La loi du 2 aout 2021 permet désormais à la femme célibataire d’avoir recours à la PMA et de mettre au monde un enfant qu’elle élèvera seule avec l’aide éventuelle de la collectivité, à laquelle toute famille monoparentale peut prétendre. Pourquoi s’encombrer d’un homme ? Mais elle permet également à la femme qui vit en couple avec une autre femme de mettre au monde un enfant, et de désigner l’autre femme comme le second « parent »  de l’enfant. On s’est d’ailleurs demandé s’il n’était pas opportun, dans ce couple de femmes, de permettra à l’une, de porter l’ovocyte fécondé de l’autre, aux fins de bien rester en famille en donnant à l’enfant deux véritables mères. Pourquoi, quand on est femme, ne pas prendre une femme dans l’intérêt de l’enfant ? N’est-il pas préférable pour un enfant d’avoir deux parents plutôt qu’un ?
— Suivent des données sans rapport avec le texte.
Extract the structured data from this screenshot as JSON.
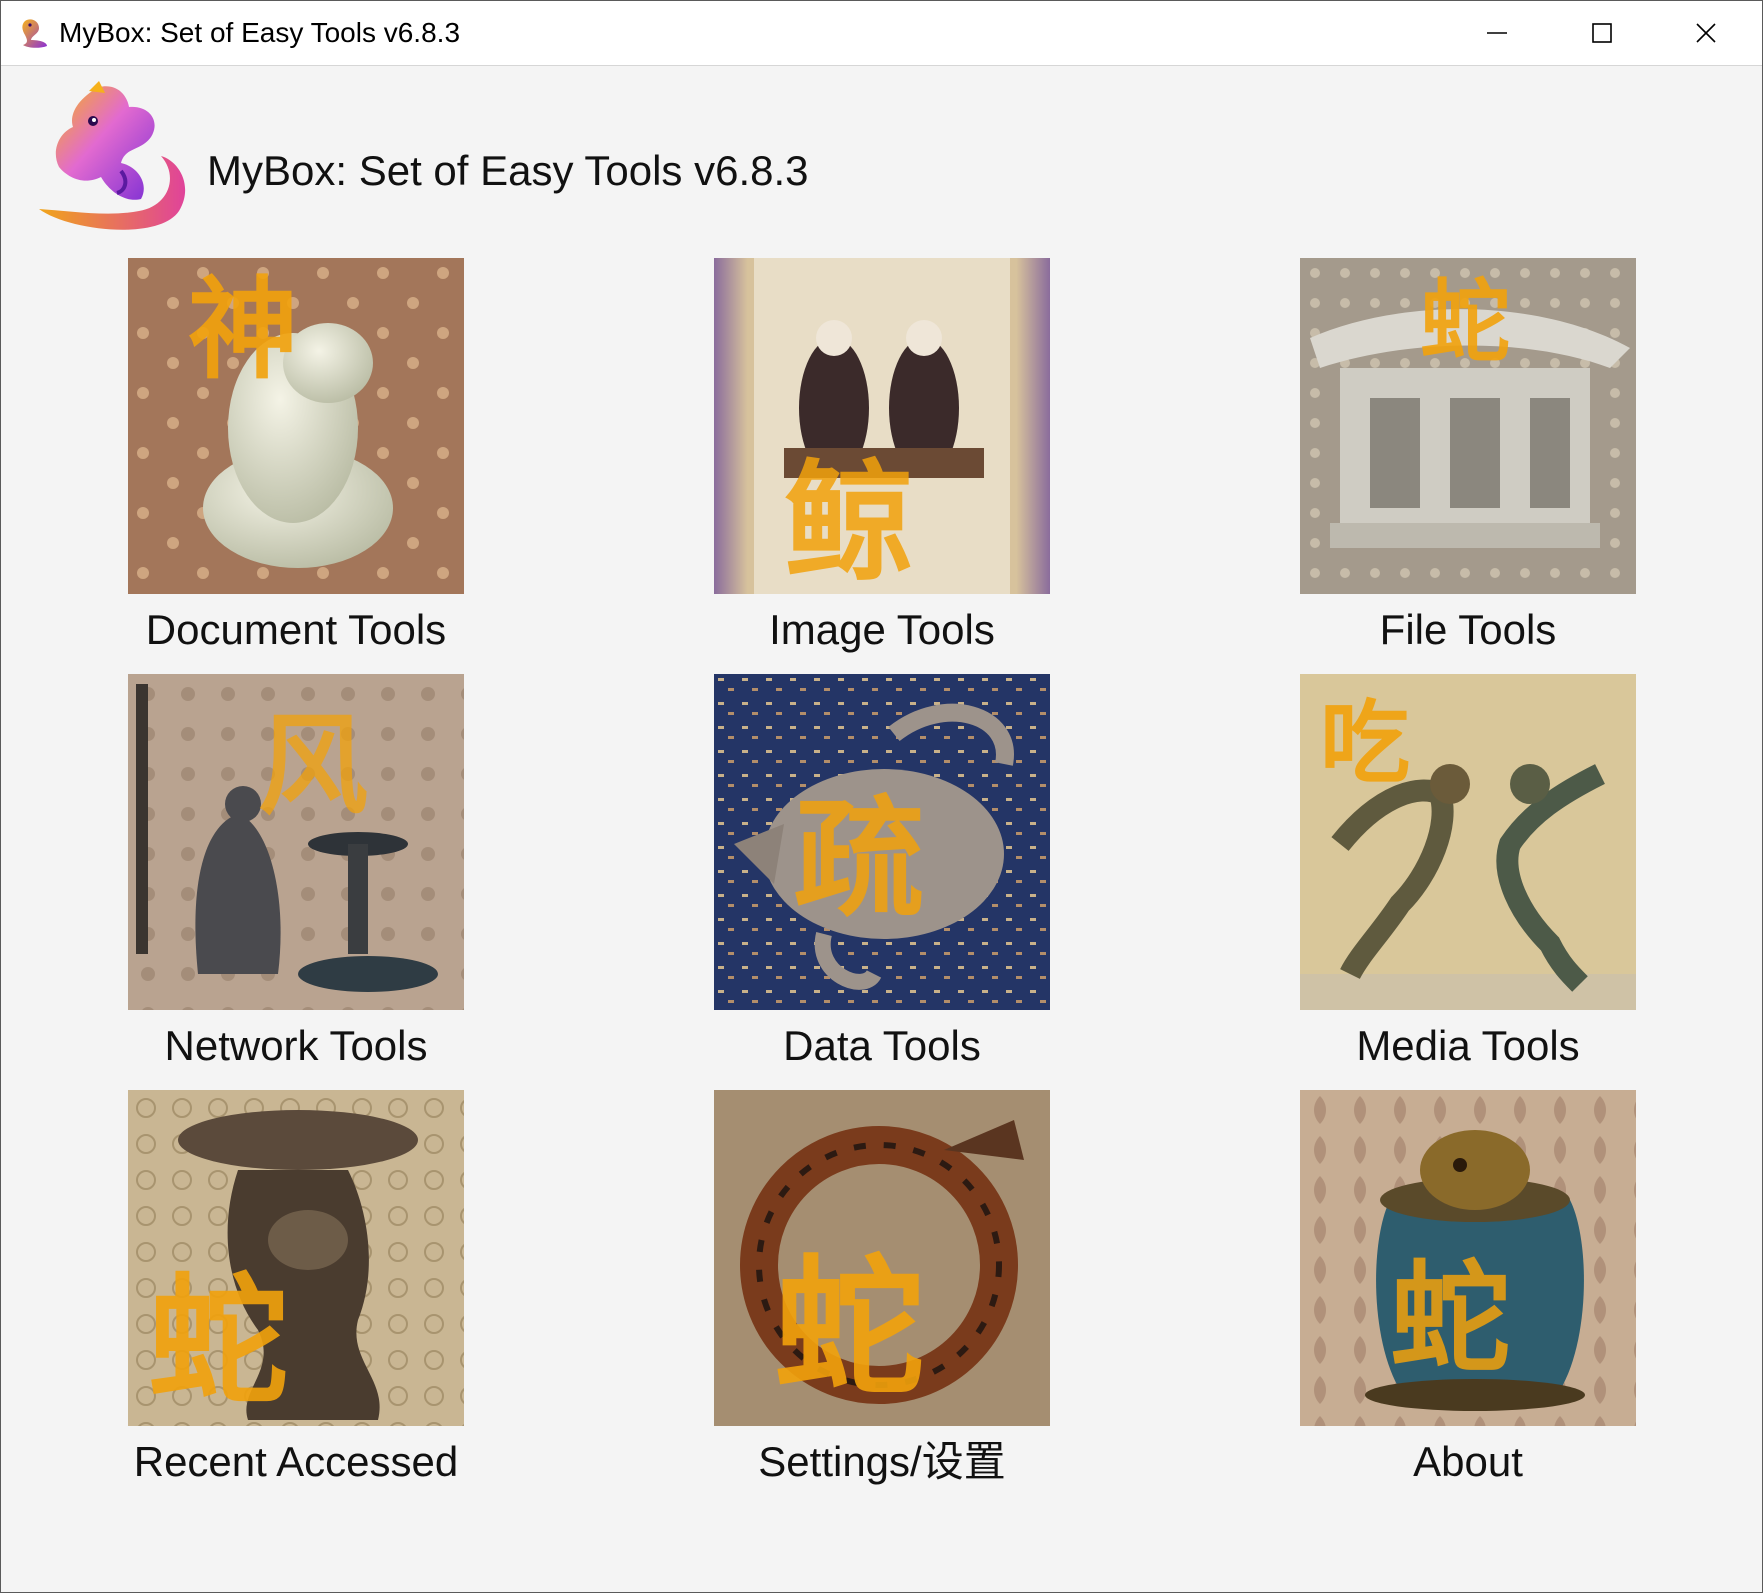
{
  "window": {
    "title": "MyBox: Set of Easy Tools v6.8.3",
    "minimize_icon": "minimize-icon",
    "maximize_icon": "maximize-icon",
    "close_icon": "close-icon"
  },
  "header": {
    "title": "MyBox: Set of Easy Tools v6.8.3",
    "logo_icon": "mybox-logo-icon"
  },
  "colors": {
    "titlebar": "#ffffff",
    "background": "#f4f4f4",
    "gold": "#f2a20c",
    "logo_purple": "#7a2fd1"
  },
  "tools": [
    {
      "label": "Document Tools",
      "icon": "document-tools-icon"
    },
    {
      "label": "Image Tools",
      "icon": "image-tools-icon"
    },
    {
      "label": "File Tools",
      "icon": "file-tools-icon"
    },
    {
      "label": "Network Tools",
      "icon": "network-tools-icon"
    },
    {
      "label": "Data Tools",
      "icon": "data-tools-icon"
    },
    {
      "label": "Media Tools",
      "icon": "media-tools-icon"
    },
    {
      "label": "Recent Accessed",
      "icon": "recent-accessed-icon"
    },
    {
      "label": "Settings/设置",
      "icon": "settings-icon"
    },
    {
      "label": "About",
      "icon": "about-icon"
    }
  ]
}
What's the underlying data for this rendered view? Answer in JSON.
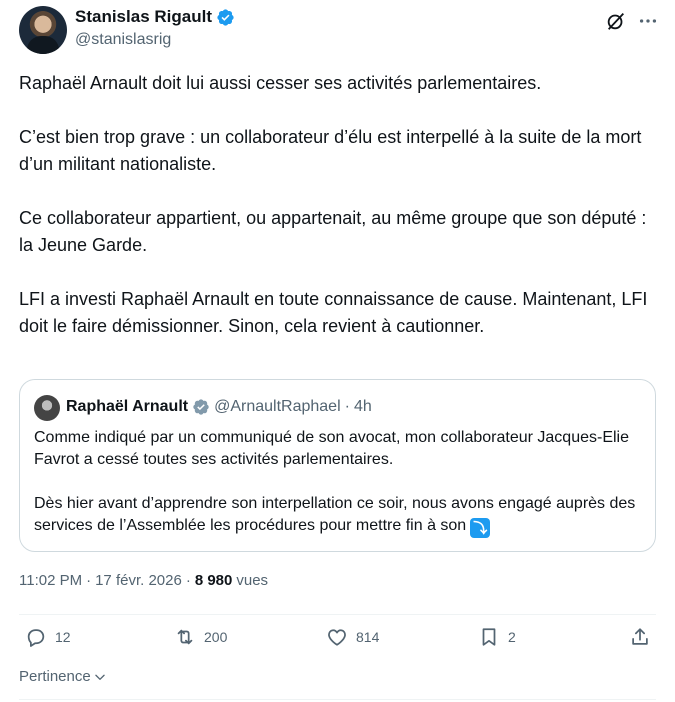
{
  "author": {
    "display_name": "Stanislas Rigault",
    "handle": "@stanislasrig"
  },
  "tweet": {
    "paragraphs": [
      "Raphaël Arnault doit lui aussi cesser ses activités parlementaires.",
      "C’est bien trop grave : un collaborateur d’élu est interpellé à la suite de la mort d’un militant nationaliste.",
      "Ce collaborateur appartient, ou appartenait, au même groupe que son député : la Jeune Garde.",
      "LFI a investi Raphaël Arnault en toute connaissance de cause. Maintenant, LFI doit le faire démissionner. Sinon, cela revient à cautionner."
    ]
  },
  "quote": {
    "display_name": "Raphaël Arnault",
    "handle": "@ArnaultRaphael",
    "separator": "·",
    "time": "4h",
    "paragraphs": [
      "Comme indiqué par un communiqué de son avocat, mon collaborateur Jacques-Elie Favrot a cessé toutes ses activités parlementaires.",
      "Dès hier avant d’apprendre son interpellation ce soir, nous avons engagé auprès des services de l’Assemblée les procédures pour mettre fin à son"
    ],
    "more_glyph": "⤵"
  },
  "meta": {
    "time": "11:02 PM",
    "dot1": "·",
    "date": "17 févr. 2026",
    "dot2": "·",
    "views_count": "8 980",
    "views_label": "vues"
  },
  "actions": {
    "replies": "12",
    "reposts": "200",
    "likes": "814",
    "bookmarks": "2"
  },
  "sort": {
    "label": "Pertinence"
  },
  "colors": {
    "verified": "#1d9bf0",
    "secondary_text": "#536471",
    "border": "#cfd9de"
  },
  "icons": [
    "verified-badge-icon",
    "grok-icon",
    "more-icon",
    "reply-icon",
    "repost-icon",
    "like-icon",
    "bookmark-icon",
    "share-icon",
    "chevron-down-icon"
  ]
}
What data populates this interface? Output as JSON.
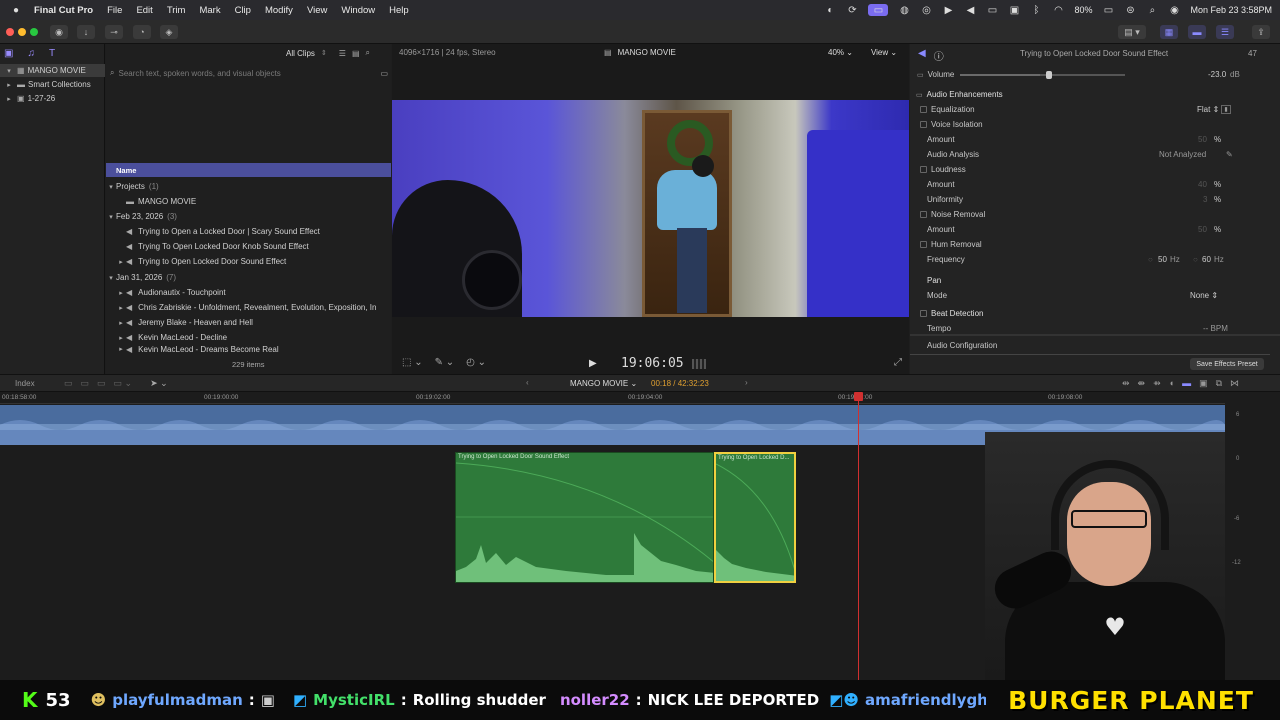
{
  "menubar": {
    "app_name": "Final Cut Pro",
    "items": [
      "File",
      "Edit",
      "Trim",
      "Mark",
      "Clip",
      "Modify",
      "View",
      "Window",
      "Help"
    ],
    "battery": "80%",
    "datetime": "Mon Feb 23  3:58PM"
  },
  "library": {
    "name": "MANGO MOVIE",
    "items": [
      "Smart Collections",
      "1-27-26"
    ]
  },
  "browser": {
    "filter_label": "All Clips",
    "search_placeholder": "Search text, spoken words, and visual objects",
    "column_header": "Name",
    "item_count": "229 items",
    "groups": [
      {
        "title": "Projects",
        "count": "(1)",
        "items": [
          "MANGO MOVIE"
        ]
      },
      {
        "title": "Feb 23, 2026",
        "count": "(3)",
        "items": [
          "Trying to Open a Locked Door  |  Scary Sound Effect",
          "Trying To Open Locked Door Knob Sound Effect",
          "Trying to Open Locked Door Sound Effect"
        ]
      },
      {
        "title": "Jan 31, 2026",
        "count": "(7)",
        "items": [
          "Audionautix - Touchpoint",
          "Chris Zabriskie - Unfoldment, Revealment, Evolution, Exposition, In",
          "Jeremy Blake - Heaven and Hell",
          "Kevin MacLeod - Decline",
          "Kevin MacLeod - Dreams Become Real"
        ]
      }
    ]
  },
  "viewer": {
    "format": "4096×1716 | 24 fps, Stereo",
    "title": "MANGO MOVIE",
    "zoom": "40%",
    "view_label": "View",
    "timecode": "19:06:05"
  },
  "inspector": {
    "clip_title": "Trying to Open Locked Door Sound Effect",
    "clip_duration_label": "47",
    "volume_label": "Volume",
    "volume_value": "-23.0",
    "volume_unit": "dB",
    "section_enhancements": "Audio Enhancements",
    "equalization": "Equalization",
    "equalization_value": "Flat",
    "voice_isolation": "Voice Isolation",
    "amount": "Amount",
    "voice_amount": "50",
    "percent": "%",
    "audio_analysis": "Audio Analysis",
    "audio_analysis_value": "Not Analyzed",
    "loudness": "Loudness",
    "loudness_amount": "40",
    "uniformity": "Uniformity",
    "uniformity_value": "3",
    "noise_removal": "Noise Removal",
    "noise_amount": "50",
    "hum_removal": "Hum Removal",
    "frequency": "Frequency",
    "freq_50": "50",
    "freq_60": "60",
    "hz": "Hz",
    "pan": "Pan",
    "mode": "Mode",
    "mode_value": "None",
    "beat_detection": "Beat Detection",
    "tempo": "Tempo",
    "tempo_value": "-- BPM",
    "audio_configuration": "Audio Configuration",
    "save_preset": "Save Effects Preset"
  },
  "timeline": {
    "index_label": "Index",
    "project_name": "MANGO MOVIE",
    "position": "00:18 / 42:32:23",
    "ruler": [
      "00:18:58:00",
      "00:19:00:00",
      "00:19:02:00",
      "00:19:04:00",
      "00:19:06:00",
      "00:19:08:00"
    ],
    "clip1_name": "Trying to Open Locked Door Sound Effect",
    "clip2_name": "Trying to Open Locked D...",
    "meter_labels": [
      "6",
      "0",
      "-6",
      "-12"
    ]
  },
  "chat": {
    "count": "53",
    "messages": [
      {
        "user": "playfulmadman",
        "text": "",
        "color": "#6fa8ff"
      },
      {
        "user": "MysticIRL",
        "text": "Rolling shudder",
        "color": "#43e06a"
      },
      {
        "user": "noller22",
        "text": "NICK LEE DEPORTED",
        "color": "#d48cff"
      },
      {
        "user": "amafriendlyghost",
        "text": "",
        "color": "#6fa8ff"
      }
    ],
    "brand": "BURGER PLANET"
  }
}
Dans cette nouvelle société formée d’amazones, nous observons que les hommes peuvent eux aussi se mettre en couple… mais on constate que le droit d’être, ne serait-ce qu’ en partie, parents biologiques leur est fermé : la GPA est toujours interdite car on ne veut pas « chosifier » la mère porteuse. Les lois de bioéthique font du couple d’hommes un couple d’eunuques et c’est aussi le message qu’elles apportent. Car nous comprenons que la transmission de la parenté ne semble plus l’affaire d’un couple formé d’un homme et d’une femme, mais qu’elle est devenue au contraire le monopole de la femme ou des femmes.  L’homme seul ne peut rien faire et devient socialement inutile. Au mieux, la loi l’abaisse au simple rang de tiers « donneur de gamètes anonymes » qui ne pourra en tout et pour tout fournir à l’enfant, devenu majeur, qu’une sorte de  « certificat d’appellation d’origine » à défaut de lui offrir un  lien de parenté et un nom. En attendant bien sûr que ne se développe le marché des gamètes artificiels…

Cette loi bouleversante a aussi transformé l’activité médicale en réifiant un peu plus l’embryon : le médecin n’est plus là pour assister la Nature défaillante, mais bel et bien pour la remplacer puisqu’on lui demande désormais de fabriquer un embryon à l’aide de gamètes. L’enfant n’est plus l’œuvre d’un homme et d’une femme qui se donnent au bénéfice d’une rencontre parfois organisée. Mais il devient l’œuvre d’un médecin qui favorise in vitro le contact de gamètes mâles et femelles (en une curieuse surprise-partie…), pour satisfaire le « projet » voulu par deux femmes : l’enfant n’est plus le produit de l’amour mais de la volonté. Est-il bien sûr que les mots « je t’aime » soient synonymes de « je te veux » ? L’embryon congelé  est abaissé dans sa définition au rang de « chose consomptible » susceptible d’entrer dans la catégorie des produit défectueux  si l’objet fourni ne correspond pas à la commande (Xavier Labbée « L’enfant conçu ex utero » Juris-Classeur Fascicule 52 Février 2022 Ed Lexis Nexis).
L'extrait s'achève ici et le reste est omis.